I'm at a piano recital for several of my kiddos. Oh, how I remember those days. So nervous...so terrified. But, how important they were. Yes, you're vulnerable...everybody's watching...but if I'd only realized that a) everybody's rooting for you and b) it's good to have the opportunity to feel those nerves and learn how to deal with them...because they certainly don't go away as you grow older.
Recently, I've been thinking about fear. Yes, not the most positive thing to feast your mind upon. But fear is incredibly real. I was listening to a preacher and she said that fear is the predominant tool Satan uses to deter and distract us from our relationship with God.
No wonder God's tells us over and over "Fear not..."
I think it's Ann Voskamp that says that fear is belief gone wrong...belief that God isn't good enough...that He's somehow not in control.

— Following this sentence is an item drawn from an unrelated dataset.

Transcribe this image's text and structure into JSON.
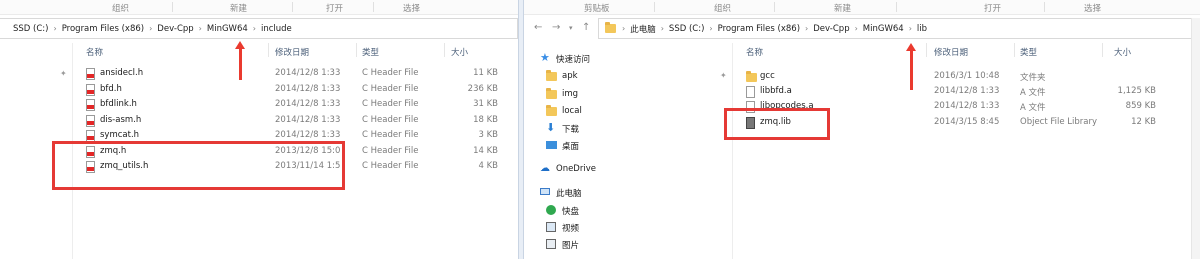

As I type that out, it's ludicrous. Fear simply should not be part of my thinking.
Thoughts...how do I stop harboring fearful thoughts? With the truth of God's Word.
God's perfect love casts out all fear. (1John 4:18)
Do I fully understand God's love for me? His never stopping, never giving up, always and forever love for me? A love that seeks my highest good? A love that may allow pain, knowing it's the only way I will ever resemble Jesus? A love that allows me to love others in ways I never thought I could? His love never changes but is always changing me.
Why then, should I fear?
My response can only be to rest, to remain in His promises. And to face each day hopeful, "hope-filled" knowing He is always working all things for my good.
He certainly has brought peace on earth.